Three Questions To Ask About A Master’s Degree In Business Data Analytics
June 12, 2017
Enjoying quantitative analysis could indicate a good match for pursuing a master’s in business analytics or a master’s in data analytics. In the last few years, the number of graduate programs in data science has grown from only a handful to more than 170.
“Our research shows that more companies today are formalizing the role of data scientist, one specifically dedicated to generating game-changing insights from the growing mass of data in the organization,” says Michael Lock, in the April 8, 2016, article “Is a Big Data Degree Really Worth It?” on AberdeenEssentials.com. The vice president and principal analyst at the Aberdeen Group, a technology and services company, says, “Other research suggests higher overall salaries and a lucrative career path for those in the data scientist/data analyst role, as well.”
Four years ago, the Harvard Business Review called the position of data scientist “the sexiest job of the 21st century,” and roles in the field continue to explode.
As society continues to be ruled by technology, the demand for people who can interpret and manage big data will keep growing.
The analytics technology and solutions market is predicted to grow nearly 12 percent by 2020, with worldwide Big Data revenue of more than $200 billion. The U.S. business data analytics market will reach more than $95 billion by that time. By 2025, annual data created worldwide is expected to skyrocket to 180 trillion gigabytes.
The top five industries for business analytics through 2020 include banking, discrete manufacturing (production of finished products), process manufacturing, federal/central government, and professional services.
What To Ask
When considering a Master’s Degree in Business Data Analytics, here are some questions to ask:
1. What jobs will I be qualified for when I graduate, and how much can I make?
Graduates with MSBDA degrees may pursue careers as information security analysts, management analysts, program analysts, management consultants, market research analysts, operations research analysts, financial analysts, marketing analysts, software engineers, Big Data platform engineers, information systems developers, platform software engineers, data quality directors, business intelligence analysts, quantitative analysts, or pricing and revenue optimization analysts.
The newest titles in the field include citizen data scientist, IoT (Internet of Things) specialist, data hygienist, data orchestrator, paraprofessional analyst, and machine teachers.
The median annual salary for titles in the field of business data analytics ranges from about $62,000 to $112,000, according to the Bureau of Labor Statistics (BLS) in 2016. However, a 2017 guide produced by technology staffing firm Robert Half predicts significant increases in salaries for data scientists (from $116,00 to $163,500) and Big Data engineers (from $135,000 to $196,000), specifically.
2. What’s the demand for business data analytics and what industries are hiring?
By 2018, the U.S. is predicted to face a shortage of 250,000 data scientists and two to four million analysts and managers who can interpret and make big decisions using Big Data, according to a 2016 study by the McKinsey Global Institute, a private-sector think tank.

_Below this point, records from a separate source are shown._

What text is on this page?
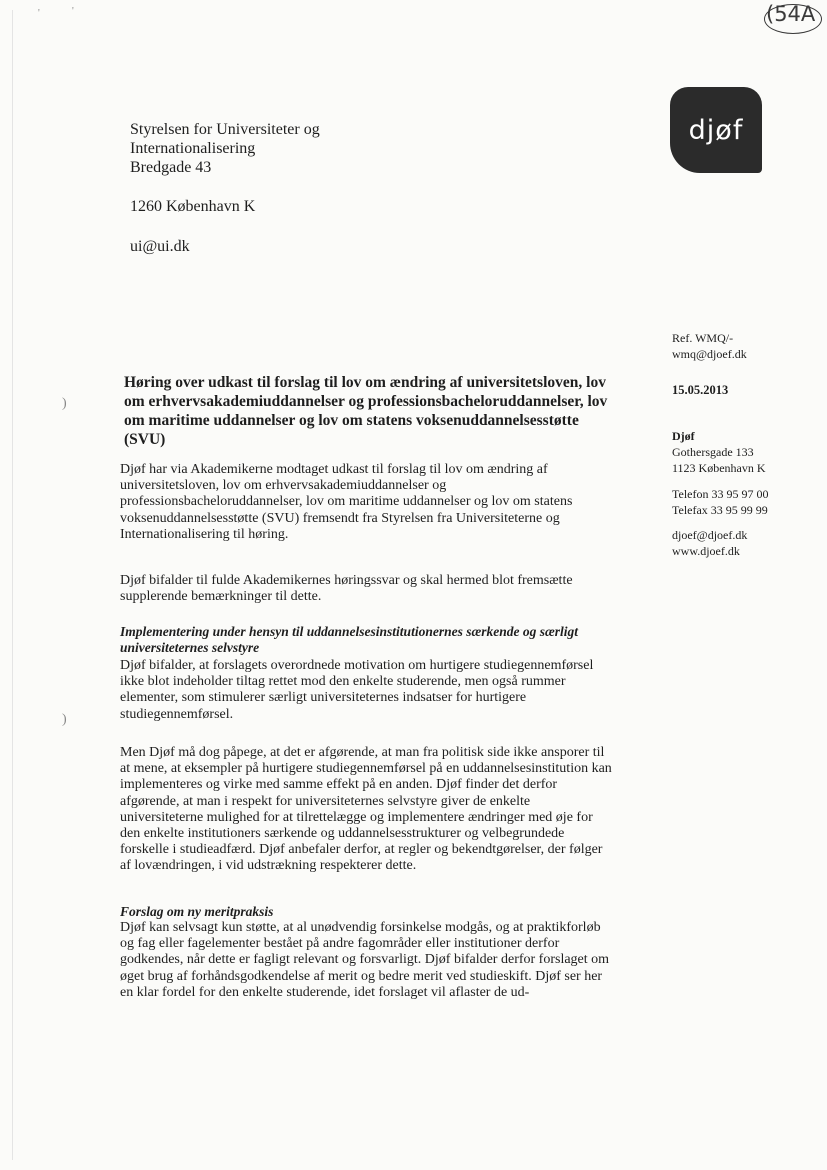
'	'
)
)
(54A
djøf
Styrelsen for Universiteter og
Internationalisering
Bredgade 43
1260 København K
ui@ui.dk
Ref. WMQ/-
wmq@djoef.dk
15.05.2013
Djøf
Gothersgade 133
1123 København K
Telefon 33 95 97 00
Telefax 33 95 99 99
djoef@djoef.dk
www.djoef.dk
Høring over udkast til forslag til lov om ændring af universitetsloven, lov om erhvervsakademiuddannelser og professionsbacheloruddannelser, lov om maritime uddannelser og lov om statens voksenuddannelsesstøtte (SVU)
Djøf har via Akademikerne modtaget udkast til forslag til lov om ændring af universitetsloven, lov om erhvervsakademiuddannelser og professionsbacheloruddannelser, lov om maritime uddannelser og lov om statens voksenuddannelsesstøtte (SVU) fremsendt fra Styrelsen fra Universiteterne og Internationalisering til høring.
Djøf bifalder til fulde Akademikernes høringssvar og skal hermed blot fremsætte supplerende bemærkninger til dette.
Implementering under hensyn til uddannelsesinstitutionernes særkende og særligt universiteternes selvstyre
Djøf bifalder, at forslagets overordnede motivation om hurtigere studiegennemførsel ikke blot indeholder tiltag rettet mod den enkelte studerende, men også rummer elementer, som stimulerer særligt universiteternes indsatser for hurtigere studiegennemførsel.
Men Djøf må dog påpege, at det er afgørende, at man fra politisk side ikke ansporer til at mene, at eksempler på hurtigere studiegennemførsel på en uddannelsesinstitution kan implementeres og virke med samme effekt på en anden. Djøf finder det derfor afgørende, at man i respekt for universiteternes selvstyre giver de enkelte universiteterne mulighed for at tilrettelægge og implementere ændringer med øje for den enkelte institutioners særkende og uddannelsesstrukturer og velbegrundede forskelle i studieadfærd. Djøf anbefaler derfor, at regler og bekendtgørelser, der følger af lovændringen, i vid udstrækning respekterer dette.
Forslag om ny meritpraksis
Djøf kan selvsagt kun støtte, at al unødvendig forsinkelse modgås, og at praktikforløb og fag eller fagelementer bestået på andre fagområder eller institutioner derfor godkendes, når dette er fagligt relevant og forsvarligt. Djøf bifalder derfor forslaget om øget brug af forhåndsgodkendelse af merit og bedre merit ved studieskift. Djøf ser her en klar fordel for den enkelte studerende, idet forslaget vil aflaster de ud-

Hiring rates for predictive analytics and data science teams have continued to increase over the past few years, with 89.5 percent of quantitative teams planning to hire new employees in the first and second quarter of 2017, according to a study by executive recruiting firm Burtch Works. Industries doing the most hiring include consulting, tech/telecom/gaming, and advertising/marketing.
3. Do I want to work in technology or management?
Before beginning a career in Big Data, students should decide whether they want to follow a highly technical path or pursue a management and people-centric role.
On the technical side of big data and analytics, employees may work in database management, systems management, or application development.
In database management, individuals work with and prepare data, develop data organizational schemes, help with technical definitions of data and data relations so it can be appropriately aggregated, and keep data current and secure. Common job titles include data analyst, data modeler, database administrator (DBA), and data architect.
In systems management, employees typically have a background in engineering and/or programming, and enjoy implementing, fine-tuning, and maintaining system hardware and software, and operating systems. Common job titles include systems programmers and systems engineers.
In application development, workers use programming languages and tools to extract meaning from unstructured data. Common job titles include application developers, big data managers, and data scientists.
On the management side of Big Data and analytics, employees may work as business analysts or chief data officers (CDO).
Business analysts work with end business users in the company. They develop models that explain how data will be used, as well as study the organization’s business processes and determine when, where, and how analytics reports are delivered.
Managers of analytics departments step out of their offices to meet with end users and identify new uses for information.
Finally, CDOs coordinate corporate-wide information usage and analytics, operate as C-level officers of the company, and often report to the CEO or board of directors.
Business data analytics is an exciting, growing field that offers many diverse positions in a variety of industries. An advanced degree can open up job opportunities and a higher earning potential.
Students in the online Master’s of Science in Business Data Analytics program at Maryville University’s John E. Simon School of Business can advance their skills in data analytics, warehousing, mining, and visualization, gaining practical knowledge that can immediately be applied in the workplace. Curriculum includes data analytics, database principles, data warehousing, and forecasting and predictive modeling, among other courses.